What this really is, is smart advertising. It's sponsorship. According to Wikipedia, the free roadside assistance only covers stranded motorists on participating highways, if they call the designated telephone number (umm, that's not on the sign) and they respond to the following services: fuel refills, radiator refills, engine oil refills. What about flat tires? Engine trouble? Accidents? It probably doesn't matter because no one knows the number to call. State Farm gets a good deal out of this. They get a gagillion impressions per day and their expense is minimal, comparatively.

So next time you're driving or walking around, keep your eye out for the opportunity that isn't already taken. Where can you do some good publicly to raise your visibility, your reputation and your humanity-brownie-points? 


Monday, April 5, 2010

Blog as I say, not as I do.

It's easy to to teach, preach, explain and blog about best practices. But just like the cobbler whose children have no shoes, often the blogger and social marketer isn't being very consistent with their own content. 

I've been busy, busy enough that somehow blogging has gone undone for ... omg! Seven weeks? Can it be? How embarrassing. Good people, do not do try this at home. Do not wait seven weeks to pick up a barely-weekly blog again. It's just not done. You'll lose readers' interest, they expect consistency. Keep their trust, blog onward, blog faithfully.

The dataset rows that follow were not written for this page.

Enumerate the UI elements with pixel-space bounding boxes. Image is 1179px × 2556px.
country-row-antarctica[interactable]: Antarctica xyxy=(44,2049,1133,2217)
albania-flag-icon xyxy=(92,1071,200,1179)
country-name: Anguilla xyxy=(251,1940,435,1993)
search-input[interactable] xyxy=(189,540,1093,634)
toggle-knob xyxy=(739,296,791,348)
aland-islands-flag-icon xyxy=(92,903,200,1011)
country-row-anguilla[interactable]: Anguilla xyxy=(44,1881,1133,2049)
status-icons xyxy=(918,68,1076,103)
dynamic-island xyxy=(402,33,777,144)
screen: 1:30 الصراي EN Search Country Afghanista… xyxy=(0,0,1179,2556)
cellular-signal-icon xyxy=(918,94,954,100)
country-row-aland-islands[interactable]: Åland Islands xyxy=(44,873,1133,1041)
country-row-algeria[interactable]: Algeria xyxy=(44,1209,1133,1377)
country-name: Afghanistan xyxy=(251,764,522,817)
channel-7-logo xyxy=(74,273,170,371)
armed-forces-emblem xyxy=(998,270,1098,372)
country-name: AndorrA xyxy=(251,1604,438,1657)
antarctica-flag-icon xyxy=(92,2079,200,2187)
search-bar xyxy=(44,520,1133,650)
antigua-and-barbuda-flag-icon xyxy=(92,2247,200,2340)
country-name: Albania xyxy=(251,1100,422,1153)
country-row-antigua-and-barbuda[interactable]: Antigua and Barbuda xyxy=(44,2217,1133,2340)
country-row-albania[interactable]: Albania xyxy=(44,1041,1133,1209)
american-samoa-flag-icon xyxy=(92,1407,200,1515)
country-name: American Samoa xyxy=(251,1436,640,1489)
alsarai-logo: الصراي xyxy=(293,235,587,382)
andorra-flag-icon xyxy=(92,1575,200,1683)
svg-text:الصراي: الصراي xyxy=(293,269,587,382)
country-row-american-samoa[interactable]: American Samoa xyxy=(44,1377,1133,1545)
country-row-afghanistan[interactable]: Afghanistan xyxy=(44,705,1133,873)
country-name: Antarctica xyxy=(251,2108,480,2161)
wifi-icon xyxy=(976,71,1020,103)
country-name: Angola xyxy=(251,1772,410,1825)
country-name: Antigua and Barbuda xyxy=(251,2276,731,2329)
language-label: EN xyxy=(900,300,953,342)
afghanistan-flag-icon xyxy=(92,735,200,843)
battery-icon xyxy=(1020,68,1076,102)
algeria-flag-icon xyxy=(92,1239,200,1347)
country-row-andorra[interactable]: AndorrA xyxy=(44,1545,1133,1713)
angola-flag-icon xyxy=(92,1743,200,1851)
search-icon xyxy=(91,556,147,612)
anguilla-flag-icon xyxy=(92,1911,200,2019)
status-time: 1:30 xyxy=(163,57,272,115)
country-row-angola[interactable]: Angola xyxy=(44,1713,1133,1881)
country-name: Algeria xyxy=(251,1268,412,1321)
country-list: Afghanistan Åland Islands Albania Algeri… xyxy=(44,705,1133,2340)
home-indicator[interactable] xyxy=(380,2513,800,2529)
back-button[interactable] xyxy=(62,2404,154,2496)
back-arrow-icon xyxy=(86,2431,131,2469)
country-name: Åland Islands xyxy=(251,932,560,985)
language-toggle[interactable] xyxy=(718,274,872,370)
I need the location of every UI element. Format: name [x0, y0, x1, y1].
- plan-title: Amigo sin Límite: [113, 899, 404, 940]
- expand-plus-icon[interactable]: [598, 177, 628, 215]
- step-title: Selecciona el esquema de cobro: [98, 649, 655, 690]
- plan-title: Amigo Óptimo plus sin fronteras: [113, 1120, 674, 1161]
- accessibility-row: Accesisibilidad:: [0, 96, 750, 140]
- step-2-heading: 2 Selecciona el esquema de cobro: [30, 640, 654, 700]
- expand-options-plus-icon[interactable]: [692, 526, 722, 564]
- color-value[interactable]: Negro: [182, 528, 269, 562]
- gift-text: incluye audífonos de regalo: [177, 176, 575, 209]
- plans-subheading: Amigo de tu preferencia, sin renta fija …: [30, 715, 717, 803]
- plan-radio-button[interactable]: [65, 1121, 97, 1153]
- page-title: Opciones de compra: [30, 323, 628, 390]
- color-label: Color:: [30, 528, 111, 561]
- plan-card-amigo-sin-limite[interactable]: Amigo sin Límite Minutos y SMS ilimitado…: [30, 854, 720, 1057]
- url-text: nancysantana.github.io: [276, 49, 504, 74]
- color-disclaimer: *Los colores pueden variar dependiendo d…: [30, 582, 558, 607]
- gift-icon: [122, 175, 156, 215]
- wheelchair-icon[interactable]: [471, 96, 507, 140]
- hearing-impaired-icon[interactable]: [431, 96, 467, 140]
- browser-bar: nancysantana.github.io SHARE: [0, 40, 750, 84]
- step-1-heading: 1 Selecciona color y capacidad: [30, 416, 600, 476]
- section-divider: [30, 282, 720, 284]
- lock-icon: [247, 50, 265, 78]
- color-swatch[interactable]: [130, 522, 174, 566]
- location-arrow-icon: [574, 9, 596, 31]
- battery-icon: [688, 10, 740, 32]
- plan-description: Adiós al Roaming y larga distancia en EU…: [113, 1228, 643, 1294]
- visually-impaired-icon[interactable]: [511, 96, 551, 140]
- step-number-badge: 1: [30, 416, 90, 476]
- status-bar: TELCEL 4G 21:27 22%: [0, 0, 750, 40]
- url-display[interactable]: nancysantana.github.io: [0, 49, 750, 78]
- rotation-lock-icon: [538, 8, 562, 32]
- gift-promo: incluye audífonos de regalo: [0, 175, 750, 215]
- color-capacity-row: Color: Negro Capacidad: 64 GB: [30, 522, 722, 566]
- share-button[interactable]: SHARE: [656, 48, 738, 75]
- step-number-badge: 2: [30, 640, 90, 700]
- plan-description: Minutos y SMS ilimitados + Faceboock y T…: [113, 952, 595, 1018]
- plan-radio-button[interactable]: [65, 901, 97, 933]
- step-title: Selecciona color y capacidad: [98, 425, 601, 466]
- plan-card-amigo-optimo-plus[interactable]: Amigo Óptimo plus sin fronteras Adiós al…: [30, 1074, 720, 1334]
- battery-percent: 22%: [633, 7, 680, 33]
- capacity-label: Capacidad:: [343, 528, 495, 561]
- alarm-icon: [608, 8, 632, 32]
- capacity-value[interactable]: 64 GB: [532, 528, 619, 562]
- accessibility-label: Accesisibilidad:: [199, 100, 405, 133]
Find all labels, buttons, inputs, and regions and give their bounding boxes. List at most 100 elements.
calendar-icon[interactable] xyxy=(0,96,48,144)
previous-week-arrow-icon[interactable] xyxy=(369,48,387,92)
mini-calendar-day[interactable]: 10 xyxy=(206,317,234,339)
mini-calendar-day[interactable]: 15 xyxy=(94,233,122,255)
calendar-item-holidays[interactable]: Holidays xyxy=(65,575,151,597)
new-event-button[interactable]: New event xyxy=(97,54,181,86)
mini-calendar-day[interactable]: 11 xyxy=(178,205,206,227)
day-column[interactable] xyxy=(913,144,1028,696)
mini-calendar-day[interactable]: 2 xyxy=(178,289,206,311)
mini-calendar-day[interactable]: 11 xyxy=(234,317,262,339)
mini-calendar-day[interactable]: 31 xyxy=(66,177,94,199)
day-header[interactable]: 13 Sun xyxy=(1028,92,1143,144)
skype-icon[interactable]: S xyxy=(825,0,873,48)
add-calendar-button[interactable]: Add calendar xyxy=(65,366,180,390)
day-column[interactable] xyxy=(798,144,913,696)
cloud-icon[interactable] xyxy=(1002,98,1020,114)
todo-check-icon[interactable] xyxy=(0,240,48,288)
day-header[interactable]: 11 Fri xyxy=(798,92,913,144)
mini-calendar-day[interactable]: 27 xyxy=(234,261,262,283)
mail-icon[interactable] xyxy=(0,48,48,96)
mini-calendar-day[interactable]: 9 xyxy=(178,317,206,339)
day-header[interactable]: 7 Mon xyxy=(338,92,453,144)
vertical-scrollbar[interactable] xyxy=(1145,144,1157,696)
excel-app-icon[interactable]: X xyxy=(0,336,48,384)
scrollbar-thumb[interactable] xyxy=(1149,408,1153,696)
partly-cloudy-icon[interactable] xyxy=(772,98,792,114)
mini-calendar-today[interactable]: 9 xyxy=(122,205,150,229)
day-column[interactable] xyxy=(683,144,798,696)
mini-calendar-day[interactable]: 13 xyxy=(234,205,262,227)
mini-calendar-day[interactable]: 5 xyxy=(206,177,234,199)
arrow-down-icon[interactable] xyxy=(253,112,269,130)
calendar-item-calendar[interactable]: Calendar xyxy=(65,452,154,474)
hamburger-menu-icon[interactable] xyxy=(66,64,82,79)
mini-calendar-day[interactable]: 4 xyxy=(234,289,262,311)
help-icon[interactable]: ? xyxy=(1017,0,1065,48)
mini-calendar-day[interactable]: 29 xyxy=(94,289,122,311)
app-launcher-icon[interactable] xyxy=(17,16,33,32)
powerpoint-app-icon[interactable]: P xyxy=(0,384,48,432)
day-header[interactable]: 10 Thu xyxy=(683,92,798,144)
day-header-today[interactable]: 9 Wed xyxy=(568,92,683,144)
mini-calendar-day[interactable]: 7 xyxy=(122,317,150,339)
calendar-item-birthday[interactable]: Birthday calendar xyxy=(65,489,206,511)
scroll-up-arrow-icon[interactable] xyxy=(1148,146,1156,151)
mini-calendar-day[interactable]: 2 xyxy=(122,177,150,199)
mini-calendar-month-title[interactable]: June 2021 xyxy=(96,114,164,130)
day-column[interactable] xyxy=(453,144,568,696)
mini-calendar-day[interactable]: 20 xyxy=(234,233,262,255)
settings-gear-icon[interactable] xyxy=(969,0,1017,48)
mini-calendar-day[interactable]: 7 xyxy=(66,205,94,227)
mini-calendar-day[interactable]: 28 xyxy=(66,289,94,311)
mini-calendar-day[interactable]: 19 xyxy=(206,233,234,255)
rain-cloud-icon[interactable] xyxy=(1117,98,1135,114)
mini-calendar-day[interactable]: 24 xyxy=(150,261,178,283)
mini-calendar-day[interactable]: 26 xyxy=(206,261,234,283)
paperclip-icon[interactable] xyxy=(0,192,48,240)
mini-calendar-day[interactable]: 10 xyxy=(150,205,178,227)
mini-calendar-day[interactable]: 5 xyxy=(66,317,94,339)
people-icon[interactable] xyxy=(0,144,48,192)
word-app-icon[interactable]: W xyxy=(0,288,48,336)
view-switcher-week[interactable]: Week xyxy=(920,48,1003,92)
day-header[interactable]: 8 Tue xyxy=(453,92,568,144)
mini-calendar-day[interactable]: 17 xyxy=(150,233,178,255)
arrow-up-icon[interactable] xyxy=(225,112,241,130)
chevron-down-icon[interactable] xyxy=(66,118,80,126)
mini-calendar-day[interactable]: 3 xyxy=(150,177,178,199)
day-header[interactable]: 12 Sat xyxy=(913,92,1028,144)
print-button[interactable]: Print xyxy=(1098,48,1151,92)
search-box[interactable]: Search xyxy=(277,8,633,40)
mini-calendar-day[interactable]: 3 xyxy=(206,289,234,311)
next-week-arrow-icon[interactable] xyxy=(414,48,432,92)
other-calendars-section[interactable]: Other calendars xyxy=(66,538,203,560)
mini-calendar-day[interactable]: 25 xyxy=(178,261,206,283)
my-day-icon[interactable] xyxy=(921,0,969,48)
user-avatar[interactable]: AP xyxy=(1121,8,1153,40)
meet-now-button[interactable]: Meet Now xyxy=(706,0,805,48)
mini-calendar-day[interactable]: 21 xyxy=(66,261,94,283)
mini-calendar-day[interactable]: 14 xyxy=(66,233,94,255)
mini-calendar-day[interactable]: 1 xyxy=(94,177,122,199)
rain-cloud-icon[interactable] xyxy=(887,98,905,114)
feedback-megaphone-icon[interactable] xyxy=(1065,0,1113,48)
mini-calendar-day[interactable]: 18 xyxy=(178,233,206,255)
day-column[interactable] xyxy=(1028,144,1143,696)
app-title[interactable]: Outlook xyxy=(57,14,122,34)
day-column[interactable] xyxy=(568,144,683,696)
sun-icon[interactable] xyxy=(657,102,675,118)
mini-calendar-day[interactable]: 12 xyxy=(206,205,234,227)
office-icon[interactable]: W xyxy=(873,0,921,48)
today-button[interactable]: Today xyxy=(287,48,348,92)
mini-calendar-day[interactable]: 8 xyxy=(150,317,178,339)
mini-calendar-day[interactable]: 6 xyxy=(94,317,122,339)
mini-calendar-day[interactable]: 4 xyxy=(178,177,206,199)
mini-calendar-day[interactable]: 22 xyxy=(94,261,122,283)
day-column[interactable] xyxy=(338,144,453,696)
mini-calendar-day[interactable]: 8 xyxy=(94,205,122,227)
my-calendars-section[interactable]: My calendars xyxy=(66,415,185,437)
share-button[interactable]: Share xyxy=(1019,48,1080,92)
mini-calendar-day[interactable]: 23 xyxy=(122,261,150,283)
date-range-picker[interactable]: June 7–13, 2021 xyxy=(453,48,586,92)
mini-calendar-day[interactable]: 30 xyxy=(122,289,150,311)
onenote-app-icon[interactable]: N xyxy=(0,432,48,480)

I know this very well, yet I slipped. I have failed to do as I say. Getting back on track, I will employ a method that I preach. For consistent blogging, rain or shine, one word: stockpile. Constantly make notes and compile topics. When you think of something new to blog about, write down as much of it as possible as soon as you get a chance. Where ever you are, send yourself a note on your phone, or keep a notebook within reach at all times.

On those weeks when you're short on time or when current news is not worth commenting on, draw from your arsenal. Have blogs ready to post within minutes. Review and update to make sure they are current, and post. Clickitty-split.